Free markets and laissez-faire is the OPPOSITE of liberal. It means getting the government OUT of our lives as much as possible... in other words, liberty!
http://www.merriam-webster.com/dictionary/laissez-faire
Don't give me that "I was kidding" or "Can't you understand sarcasm" crap.
You just don't know what you are talking about and the convictions you have are flat wrong. Your opinions and observations are worse than worthless.
"You are misinformed, uneducated, and stupid on top of all that."
Miggie, if operated at the grade school level of maturity you consistently display, I would repeat those words with some classic rhyme like "I am rubber, you are glue..." and I'm sure we all learned the rest of it when we were small.
But I am feeling my 57 years, so I won't do that. I will merely note that you are terribly uneducated as to the history and meaning of the word "liberal."

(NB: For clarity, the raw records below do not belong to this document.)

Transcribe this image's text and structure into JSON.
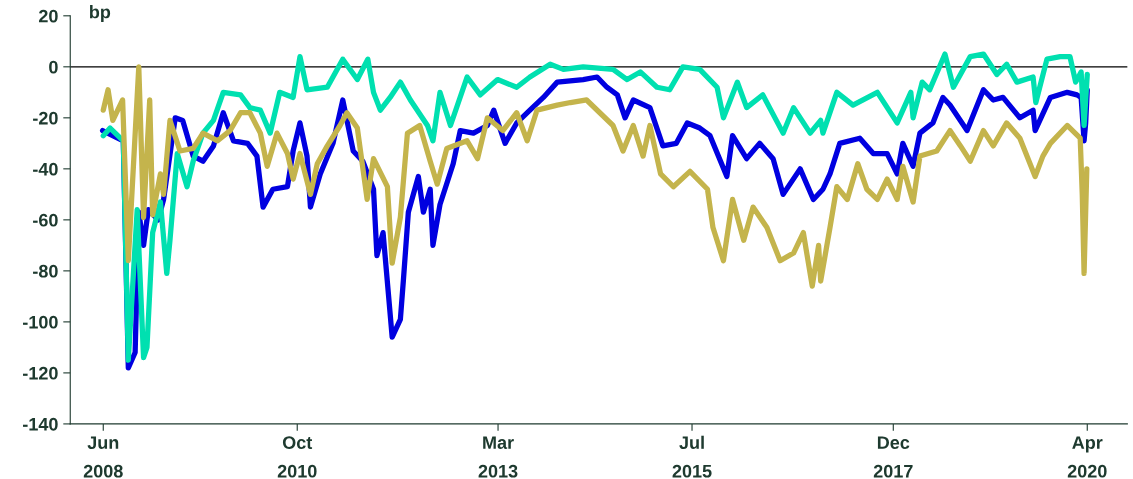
{
  "chart_data": {
    "type": "line",
    "ylabel": "bp",
    "ylim": [
      -140,
      20
    ],
    "yticks": [
      -140,
      -120,
      -100,
      -80,
      -60,
      -40,
      -20,
      0,
      20
    ],
    "xlim": [
      "2008-01-08",
      "2020-09-24"
    ],
    "xticks": [
      {
        "value": "2008-06-01",
        "label": "Jun\n2008"
      },
      {
        "value": "2010-10-01",
        "label": "Oct\n2010"
      },
      {
        "value": "2013-03-01",
        "label": "Mar\n2013"
      },
      {
        "value": "2015-07-01",
        "label": "Jul\n2015"
      },
      {
        "value": "2017-12-01",
        "label": "Dec\n2017"
      },
      {
        "value": "2020-04-01",
        "label": "Apr\n2020"
      }
    ],
    "grid": false,
    "legend": false,
    "marker": "none",
    "line_style": "solid",
    "ref_lines": [
      {
        "axis": "y",
        "value": 0,
        "color": "#000000"
      }
    ],
    "series": [
      {
        "color": "#0000e0",
        "x": [
          "2008-05-29",
          "2008-08-28",
          "2008-09-19",
          "2008-10-19",
          "2008-11-04",
          "2008-11-25",
          "2008-12-16",
          "2009-01-28",
          "2009-02-21",
          "2009-04-13",
          "2009-05-16",
          "2009-07-01",
          "2009-08-13",
          "2009-09-28",
          "2009-11-10",
          "2009-12-25",
          "2010-02-25",
          "2010-04-07",
          "2010-05-04",
          "2010-06-16",
          "2010-08-19",
          "2010-09-13",
          "2010-10-13",
          "2010-11-13",
          "2010-11-28",
          "2011-01-10",
          "2011-03-07",
          "2011-04-19",
          "2011-06-04",
          "2011-07-16",
          "2011-09-01",
          "2011-09-16",
          "2011-10-13",
          "2011-11-22",
          "2011-12-28",
          "2012-01-10",
          "2012-02-01",
          "2012-03-16",
          "2012-04-07",
          "2012-05-07",
          "2012-05-19",
          "2012-06-19",
          "2012-08-16",
          "2012-09-16",
          "2012-11-13",
          "2013-01-13",
          "2013-02-10",
          "2013-04-01",
          "2013-05-22",
          "2013-07-19",
          "2013-09-16",
          "2013-11-16",
          "2014-03-10",
          "2014-05-10",
          "2014-06-22",
          "2014-08-07",
          "2014-09-10",
          "2014-10-16",
          "2014-12-28",
          "2015-02-23",
          "2015-04-23",
          "2015-06-10",
          "2015-08-04",
          "2015-09-18",
          "2015-12-01",
          "2015-12-26",
          "2016-02-26",
          "2016-04-23",
          "2016-06-21",
          "2016-08-04",
          "2016-10-18",
          "2016-12-15",
          "2017-01-26",
          "2017-02-26",
          "2017-04-10",
          "2017-07-07",
          "2017-09-04",
          "2017-11-04",
          "2017-12-18",
          "2018-01-12",
          "2018-02-26",
          "2018-03-28",
          "2018-05-24",
          "2018-07-07",
          "2018-08-07",
          "2018-10-21",
          "2019-01-01",
          "2019-02-13",
          "2019-03-28",
          "2019-06-10",
          "2019-08-07",
          "2019-08-16",
          "2019-10-22",
          "2020-01-04",
          "2020-02-16",
          "2020-03-05",
          "2020-03-18",
          "2020-03-25",
          "2020-04-01"
        ],
        "values": [
          -25,
          -29,
          -118,
          -112,
          -57,
          -70,
          -56,
          -60,
          -52,
          -20,
          -21,
          -35,
          -37,
          -31,
          -18,
          -29,
          -30,
          -35,
          -55,
          -48,
          -47,
          -33,
          -22,
          -35,
          -55,
          -42,
          -30,
          -13,
          -33,
          -37,
          -48,
          -74,
          -65,
          -106,
          -99,
          -84,
          -57,
          -43,
          -57,
          -48,
          -70,
          -54,
          -38,
          -25,
          -26,
          -23,
          -17,
          -30,
          -22,
          -17,
          -12,
          -6,
          -5,
          -4,
          -8,
          -11,
          -20,
          -13,
          -16,
          -31,
          -30,
          -22,
          -24,
          -27,
          -43,
          -27,
          -36,
          -30,
          -36,
          -50,
          -40,
          -52,
          -48,
          -42,
          -30,
          -28,
          -34,
          -34,
          -42,
          -30,
          -39,
          -26,
          -22,
          -12,
          -15,
          -25,
          -9,
          -13,
          -12,
          -20,
          -17,
          -25,
          -12,
          -10,
          -11,
          -12,
          -29,
          -22,
          -9
        ]
      },
      {
        "color": "#00e0b0",
        "x": [
          "2008-06-01",
          "2008-07-01",
          "2008-08-28",
          "2008-09-19",
          "2008-10-28",
          "2008-11-25",
          "2008-12-10",
          "2009-01-04",
          "2009-02-07",
          "2009-03-07",
          "2009-03-21",
          "2009-04-22",
          "2009-06-04",
          "2009-07-01",
          "2009-08-13",
          "2009-09-28",
          "2009-11-10",
          "2010-01-25",
          "2010-03-07",
          "2010-04-22",
          "2010-06-04",
          "2010-07-16",
          "2010-09-13",
          "2010-10-13",
          "2010-11-13",
          "2011-02-10",
          "2011-04-19",
          "2011-06-22",
          "2011-08-07",
          "2011-09-01",
          "2011-10-01",
          "2011-11-13",
          "2011-12-28",
          "2012-02-10",
          "2012-04-25",
          "2012-05-19",
          "2012-06-19",
          "2012-08-04",
          "2012-10-16",
          "2012-12-13",
          "2013-02-27",
          "2013-05-22",
          "2013-07-19",
          "2013-10-16",
          "2013-12-13",
          "2014-03-10",
          "2014-07-19",
          "2014-09-19",
          "2014-11-16",
          "2015-01-28",
          "2015-03-25",
          "2015-05-22",
          "2015-08-04",
          "2015-10-19",
          "2015-11-16",
          "2016-01-16",
          "2016-02-26",
          "2016-05-07",
          "2016-08-04",
          "2016-09-19",
          "2016-12-01",
          "2017-01-16",
          "2017-01-26",
          "2017-03-28",
          "2017-06-07",
          "2017-09-22",
          "2017-12-18",
          "2018-02-16",
          "2018-02-26",
          "2018-04-07",
          "2018-05-10",
          "2018-07-16",
          "2018-08-22",
          "2018-11-04",
          "2019-01-01",
          "2019-03-01",
          "2019-04-13",
          "2019-05-28",
          "2019-08-07",
          "2019-08-19",
          "2019-10-07",
          "2019-12-04",
          "2020-01-16",
          "2020-02-10",
          "2020-03-05",
          "2020-03-18",
          "2020-04-01"
        ],
        "values": [
          -27,
          -24,
          -29,
          -115,
          -56,
          -114,
          -110,
          -65,
          -53,
          -81,
          -68,
          -34,
          -47,
          -37,
          -26,
          -21,
          -10,
          -11,
          -16,
          -17,
          -26,
          -10,
          -12,
          4,
          -9,
          -8,
          3,
          -5,
          3,
          -10,
          -17,
          -12,
          -6,
          -13,
          -23,
          -29,
          -10,
          -23,
          -4,
          -11,
          -5,
          -8,
          -4,
          1,
          -1,
          0,
          -1,
          -5,
          -2,
          -8,
          -9,
          0,
          -1,
          -8,
          -20,
          -6,
          -16,
          -11,
          -26,
          -16,
          -26,
          -21,
          -26,
          -10,
          -15,
          -10,
          -22,
          -10,
          -20,
          -6,
          -9,
          5,
          -8,
          4,
          5,
          -3,
          1,
          -6,
          -4,
          -14,
          3,
          4,
          4,
          -6,
          -2,
          -23,
          -3
        ]
      },
      {
        "color": "#c4b44c",
        "x": [
          "2008-06-01",
          "2008-06-22",
          "2008-07-13",
          "2008-08-25",
          "2008-09-19",
          "2008-11-04",
          "2008-11-25",
          "2008-12-22",
          "2009-01-04",
          "2009-02-07",
          "2009-02-21",
          "2009-03-21",
          "2009-05-04",
          "2009-07-01",
          "2009-08-13",
          "2009-10-16",
          "2009-12-10",
          "2010-01-25",
          "2010-03-07",
          "2010-04-22",
          "2010-05-22",
          "2010-07-04",
          "2010-08-19",
          "2010-09-13",
          "2010-10-13",
          "2010-11-28",
          "2010-12-28",
          "2011-02-10",
          "2011-04-07",
          "2011-05-07",
          "2011-06-22",
          "2011-08-04",
          "2011-09-01",
          "2011-11-01",
          "2011-11-22",
          "2011-12-28",
          "2012-01-28",
          "2012-03-22",
          "2012-05-07",
          "2012-06-07",
          "2012-07-19",
          "2012-10-16",
          "2012-12-01",
          "2013-01-13",
          "2013-03-22",
          "2013-05-22",
          "2013-07-07",
          "2013-08-19",
          "2013-11-16",
          "2014-01-13",
          "2014-03-25",
          "2014-05-22",
          "2014-07-19",
          "2014-09-01",
          "2014-10-16",
          "2014-11-28",
          "2014-12-28",
          "2015-02-13",
          "2015-04-10",
          "2015-06-22",
          "2015-09-07",
          "2015-10-01",
          "2015-11-16",
          "2015-12-26",
          "2016-02-13",
          "2016-03-25",
          "2016-05-25",
          "2016-07-22",
          "2016-09-19",
          "2016-11-01",
          "2016-12-10",
          "2017-01-07",
          "2017-01-16",
          "2017-02-26",
          "2017-03-28",
          "2017-05-13",
          "2017-06-28",
          "2017-08-07",
          "2017-09-22",
          "2017-11-04",
          "2017-12-18",
          "2018-01-12",
          "2018-02-26",
          "2018-03-28",
          "2018-06-10",
          "2018-08-07",
          "2018-09-22",
          "2018-11-04",
          "2019-01-01",
          "2019-02-13",
          "2019-04-13",
          "2019-06-10",
          "2019-08-16",
          "2019-09-19",
          "2019-10-22",
          "2020-01-04",
          "2020-03-01",
          "2020-03-10",
          "2020-03-18",
          "2020-03-25",
          "2020-03-30"
        ],
        "values": [
          -17,
          -9,
          -21,
          -13,
          -76,
          0,
          -59,
          -13,
          -58,
          -42,
          -50,
          -21,
          -33,
          -32,
          -26,
          -29,
          -25,
          -18,
          -18,
          -26,
          -39,
          -26,
          -34,
          -44,
          -34,
          -50,
          -38,
          -31,
          -23,
          -18,
          -24,
          -52,
          -36,
          -47,
          -77,
          -59,
          -26,
          -23,
          -37,
          -46,
          -32,
          -29,
          -36,
          -20,
          -25,
          -18,
          -29,
          -17,
          -15,
          -14,
          -13,
          -18,
          -23,
          -33,
          -23,
          -35,
          -23,
          -42,
          -47,
          -41,
          -48,
          -63,
          -76,
          -52,
          -68,
          -55,
          -63,
          -76,
          -73,
          -65,
          -86,
          -70,
          -84,
          -63,
          -47,
          -52,
          -38,
          -48,
          -52,
          -44,
          -52,
          -39,
          -53,
          -35,
          -33,
          -25,
          -31,
          -37,
          -25,
          -31,
          -22,
          -28,
          -43,
          -35,
          -30,
          -23,
          -28,
          -50,
          -81,
          -57,
          -40
        ]
      }
    ]
  }
}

For a start, look up "Liberal Republicans." They were the ones who wanted to stop worrying about the rights of the freed population in the South, and focus on free market capitalism.
I wanted to start with an example from America, but looking at England can be instructive. The Conservative Party, historically, was the party of the landed gentry, the military, and the party of law, order, tradition. The liberal party advocated, as you say, liberty, laissez-faire, getting the government out of our lives.
The labor party, as distinct from either one, wanted the military and the aristocracy out of our lives and government, and wanted the government to interfere with the liberty of the liberals to exploit the workers in their factories.
Read up on the history of the word "liberties," plural. It used to mean, the liberty of those privileged to possess liberties to lord it over those who didn't have any. Slave revolts in the U.S. were routinely denounced as "an attempt to overthrow our liberties."
Now, due to some fortuitous circumstances circa 1776, a much larger population claimed extensive liberties, and developed a constitutional process that EVERYONE could eventually lay claim to. That was a good thing. It changes the equation somewhat. But still, mass employers of labor continued to demand the "liberty" to impose on their employees "for any reason or no reason," and to pollute the water and the air without complaint from the neighbors.
It is not "liberal" to curb such abuses of power. It may be "left" to some degree, but it is not "liberal." If you want a classic liberal, in practice, look to Ronald Reagan. Just compare him to Gladstone.
Your problem Miggie is that you don't read any history, but you want to give pompous lectures about it based on the base prejudices in your fertile imagination.